A synchrotron is a particular type of cyclic particle accelerator in which the magnetic field (to turn the particles so they circulate) and the electric field (to accelerate the particles) are carefully synchronized with the travelling particle beam. They were originally developed by Luis Walter Alvarez to study high-energy particle physics.

Characteristics
One of the early large synchrotrons, now retired, is the Bevatron, constructed in 1950 at the Lawrence Berkeley Laboratory. The name of this proton accelerator comes from its power, in the range of 6.3 GeV (then called BeV for billion electron volts; the name predates the adoption of the SI prefix giga). A number of heavy elements, unseen in the natural world, were first created with this machine. This site is also the location of one of the first large bubble chambers used to examine the results of the atomic collisions produced here.

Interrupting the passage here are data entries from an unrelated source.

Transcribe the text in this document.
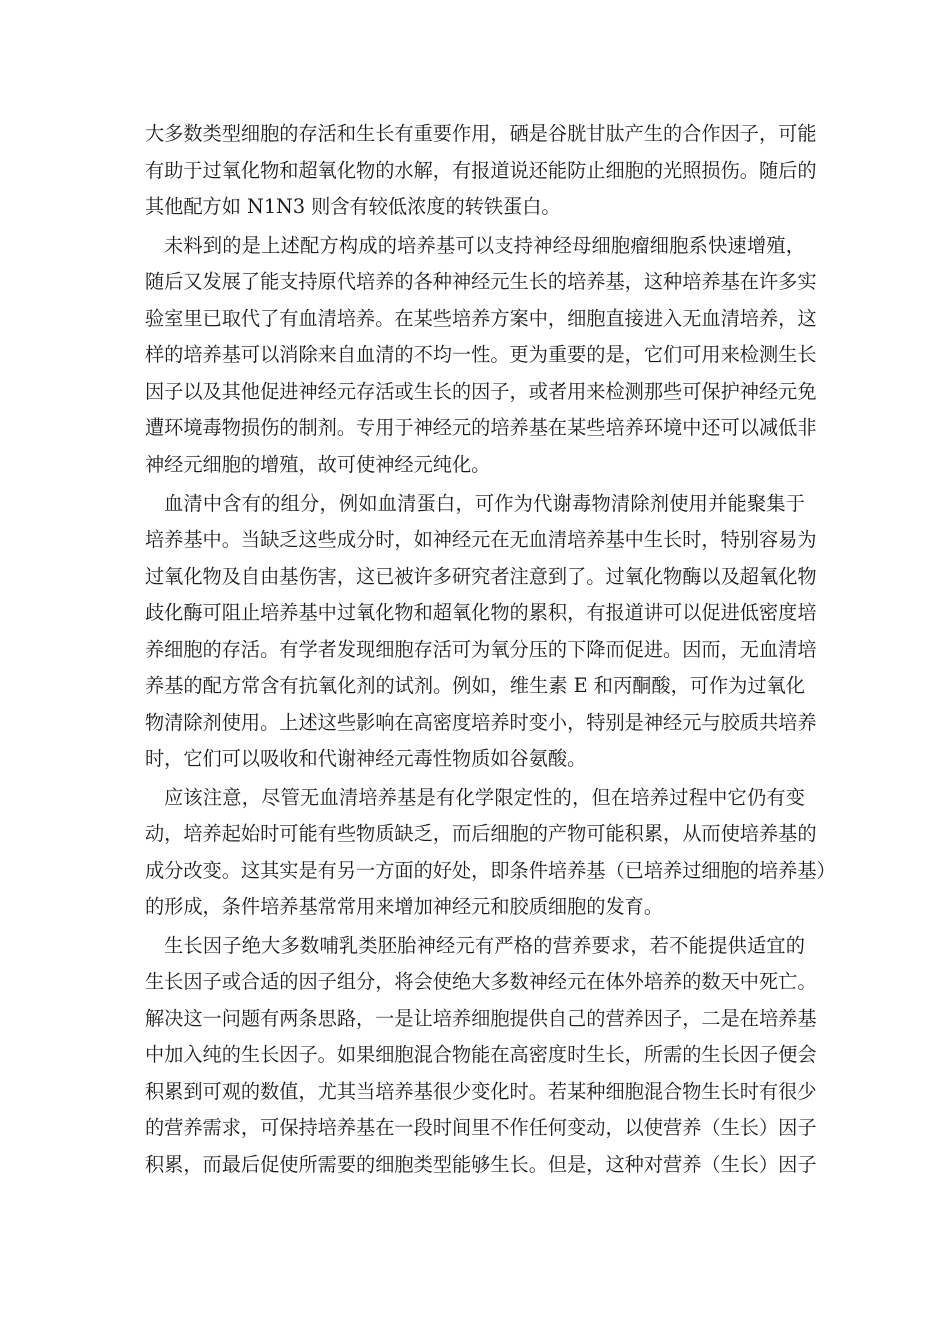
大多数类型细胞的存活和生长有重要作用，硒是谷胱甘肽产生的合作因子，可能
有助于过氧化物和超氧化物的水解，有报道说还能防止细胞的光照损伤。随后的
其他配方如 N1N3 则含有较低浓度的转铁蛋白。
未料到的是上述配方构成的培养基可以支持神经母细胞瘤细胞系快速增殖，
随后又发展了能支持原代培养的各种神经元生长的培养基，这种培养基在许多实
验室里已取代了有血清培养。在某些培养方案中，细胞直接进入无血清培养，这
样的培养基可以消除来自血清的不均一性。更为重要的是，它们可用来检测生长
因子以及其他促进神经元存活或生长的因子，或者用来检测那些可保护神经元免
遭环境毒物损伤的制剂。专用于神经元的培养基在某些培养环境中还可以减低非
神经元细胞的增殖，故可使神经元纯化。
血清中含有的组分，例如血清蛋白，可作为代谢毒物清除剂使用并能聚集于
培养基中。当缺乏这些成分时，如神经元在无血清培养基中生长时，特别容易为
过氧化物及自由基伤害，这已被许多研究者注意到了。过氧化物酶以及超氧化物
歧化酶可阻止培养基中过氧化物和超氧化物的累积，有报道讲可以促进低密度培
养细胞的存活。有学者发现细胞存活可为氧分压的下降而促进。因而，无血清培
养基的配方常含有抗氧化剂的试剂。例如，维生素 E 和丙酮酸，可作为过氧化
物清除剂使用。上述这些影响在高密度培养时变小，特别是神经元与胶质共培养
时，它们可以吸收和代谢神经元毒性物质如谷氨酸。
应该注意，尽管无血清培养基是有化学限定性的，但在培养过程中它仍有变
动，培养起始时可能有些物质缺乏，而后细胞的产物可能积累，从而使培养基的
成分改变。这其实是有另一方面的好处，即条件培养基（已培养过细胞的培养基）
的形成，条件培养基常常用来增加神经元和胶质细胞的发育。
生长因子绝大多数哺乳类胚胎神经元有严格的营养要求，若不能提供适宜的
生长因子或合适的因子组分，将会使绝大多数神经元在体外培养的数天中死亡。
解决这一问题有两条思路，一是让培养细胞提供自己的营养因子，二是在培养基
中加入纯的生长因子。如果细胞混合物能在高密度时生长，所需的生长因子便会
积累到可观的数值，尤其当培养基很少变化时。若某种细胞混合物生长时有很少
的营养需求，可保持培养基在一段时间里不作任何变动，以使营养（生长）因子
积累，而最后促使所需要的细胞类型能够生长。但是，这种对营养（生长）因子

Another early large synchrotron is the Cosmotron built at Brookhaven National Laboratory which reached 3.3 GeV in 1953.[1]
Currently, the highest energy synchrotron in the world is the Tevatron, at the Fermi National Accelerator Laboratory, in the United States. It accelerates protons and antiprotons to slightly less than 1 TeV of kinetic energy and collides them together. The Large Hadron Collider (LHC), which is being built at the European Laboratory for High Energy Physics (CERN), will have roughly seven times this energy, and is scheduled to turn on in 2008. It is being built in the 27 km tunnel which formerly housed the Large Electron Positron (LEP) collider, so it will maintain the claim as the largest scientific device ever built. The LHC will also accelerate heavy ions (such as Lead) up to an energy of 1.15 PeV.
The largest device of this type seriously proposed was the Superconducting Super Collider (SSC), which was to be built in the United States. This design, like others, used superconducting magnets which allow more intense magnetic fields to be created without the limitations of core saturation. While construction was begun, the project was cancelled in 1994, citing excessive budget overruns — this was due to naïve cost estimation and economic management issues rather than any basic engineering flaws. It can also be argued that the end of the Cold War resulted in a change of scientific funding priorities that contributed to its ultimate cancellation.
While there is still potential for yet more powerful proton and heavy particle cyclic accelerators, it appears that the next step up in electron beam energy must avoid losses due to synchrotron radiation. This will require a return to the linear accelerator, but with devices significantly longer than those currently in use. There is at present a major effort to design and build the International Linear Collider (ILC), which will consist of two opposing linear accelerators, one for electrons and one for positrons. These will collide at a total center of mass energy of 0.5 TeV.
However, synchrotron radiation also has a wide range of applications (see synchrotron light) and many synchrotrons have been built especially to harness it. The largest of those 3rd generation synchrotron light sources are the European Synchrotron Radiation Facility (ESRF) in Grenoble, France, the Advanced Photon Source (APS) near Chicago, USA, and SPring-8 in Japan, accelerating electrons up to 6, 7 and 8 GeV, respectively.
Synchrotrons which are useful for cutting edge research are large machines, costing tens or hundreds of millions of dollars to construct, and each beamline (there may be 20 to 50 at a large synchrotron) costs another two or three million dollars on average. These installations are mostly built by the science funding agencies of governments of developed countries, or by collaborations between several countries in a region, and operated as infrastructure facilities available to scientists from universities and research organisations throughout the country, region, or world. More compact models, however, have been developed, such as the Compact Light Source.